Od kilku dni media światowe alarmują, że przy granicy z Ukrainą gromadzą się olbrzymie rosyjskie wojska. CNN informuje, że amerykańska administracja prezydenta Joe Bidena jest „bardzo, bardzo zaniepokojona”. Źródła w Departamencie Stanu mówią z kolei, że „wykluczenie rosyjskiej inwazji byłoby głupotą”.
Kilka dni temu media opublikowały zdjęcia satelitarne ukazujące rosyjskie wojska gromadzące się przy granicy z Ukrainą. Później komunikat opublikował resort obrony Ukrainy, który potwierdził te doniesienia.
Czytaj także: Ukraina: „Rosja skoncentrowała 90 tys. żołnierzy na granicy”
„Według danych Głównego Zarządu Wywiadu Ministerstwa Obrony zgodnie ze stanem z początku listopada 2021 roku przy naszej granicy i na tymczasowo okupowanych terytoriach Federacja Rosyjska skoncentrowała zgrupowania wojsk (sił) o łącznej liczebności około 90 tys. ludzi” – czytamy w komunikacie ukraińskiego mon.

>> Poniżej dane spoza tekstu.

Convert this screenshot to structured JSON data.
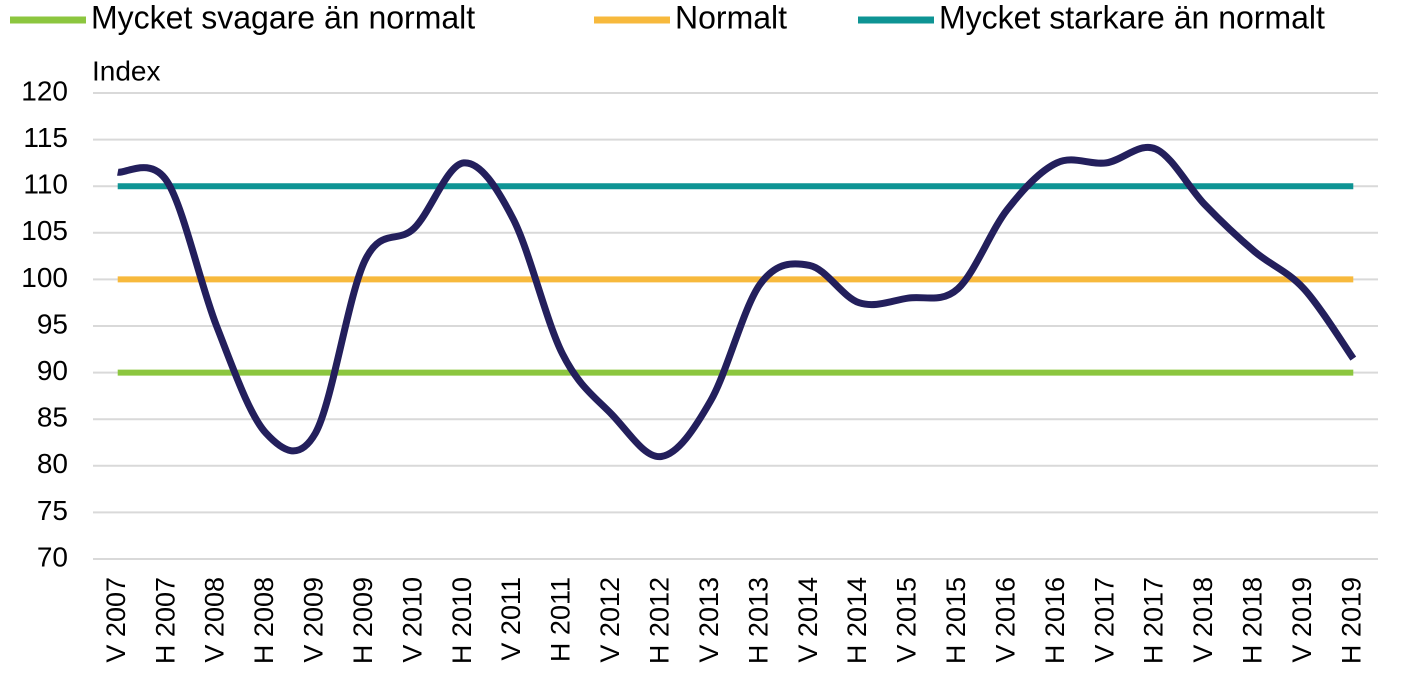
{
  "chart_data": {
    "type": "line",
    "y_label": "Index",
    "categories": [
      "V 2007",
      "H 2007",
      "V 2008",
      "H 2008",
      "V 2009",
      "H 2009",
      "V 2010",
      "H 2010",
      "V 2011",
      "H 2011",
      "V 2012",
      "H 2012",
      "V 2013",
      "H 2013",
      "V 2014",
      "H 2014",
      "V 2015",
      "H 2015",
      "V 2016",
      "H 2016",
      "V 2017",
      "H 2017",
      "V 2018",
      "H 2018",
      "V 2019",
      "H 2019"
    ],
    "series": [
      {
        "name": "Mycket svagare än normalt",
        "color": "#8cc63f",
        "values": [
          90,
          90,
          90,
          90,
          90,
          90,
          90,
          90,
          90,
          90,
          90,
          90,
          90,
          90,
          90,
          90,
          90,
          90,
          90,
          90,
          90,
          90,
          90,
          90,
          90,
          90
        ]
      },
      {
        "name": "Normalt",
        "color": "#f7b93c",
        "values": [
          100,
          100,
          100,
          100,
          100,
          100,
          100,
          100,
          100,
          100,
          100,
          100,
          100,
          100,
          100,
          100,
          100,
          100,
          100,
          100,
          100,
          100,
          100,
          100,
          100,
          100
        ]
      },
      {
        "name": "Mycket starkare än normalt",
        "color": "#0e9494",
        "values": [
          110,
          110,
          110,
          110,
          110,
          110,
          110,
          110,
          110,
          110,
          110,
          110,
          110,
          110,
          110,
          110,
          110,
          110,
          110,
          110,
          110,
          110,
          110,
          110,
          110,
          110
        ]
      },
      {
        "color": "#231f5c",
        "smooth": true,
        "values": [
          111.5,
          110.5,
          95,
          83.5,
          83.5,
          102,
          105.5,
          112.5,
          106.5,
          92,
          85.5,
          81,
          87,
          99.5,
          101.5,
          97.5,
          98,
          99,
          107.5,
          112.5,
          112.5,
          114,
          108,
          103,
          99,
          91.5
        ]
      }
    ],
    "ylim": [
      70,
      120
    ],
    "yticks": [
      70,
      75,
      80,
      85,
      90,
      95,
      100,
      105,
      110,
      115,
      120
    ],
    "grid": true,
    "legend": "top"
  }
}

Rosyjskie wojska wywołują „zaniepokojenie” USA
Dziennikarze CNN przedstawili stanowisko USA. „Administracja jest bardzo, bardzo zaniepokojona – najbardziej zaniepokojona w stosunku do Rosji od bardzo, bardzo długiego czasu” – powiedział jeden cytowany przez CNN dyplomata. „Nie bagatelizowałbym tego. To jest z ich strony wielka akcja, by podnieść świadomość na ten temat” – dodał. Według innego cytowanego źródła, obawy związane z ruchami wojsk rosyjskich – określanymi jako bezprecedensowe – są „dość konkretne”.
Czytaj także: Rosja gromadzi wojsko na granicy z Ukrainą. Niepokojące zdjęcia satelitarne [FOTO]
O poważnych obawach powiedział telewizji również przedstawiciel Departamentu Stanu, który dodał, że wykluczenie wznowionej rosyjskiej inwazji na Ukrainę byłoby „głupotą”.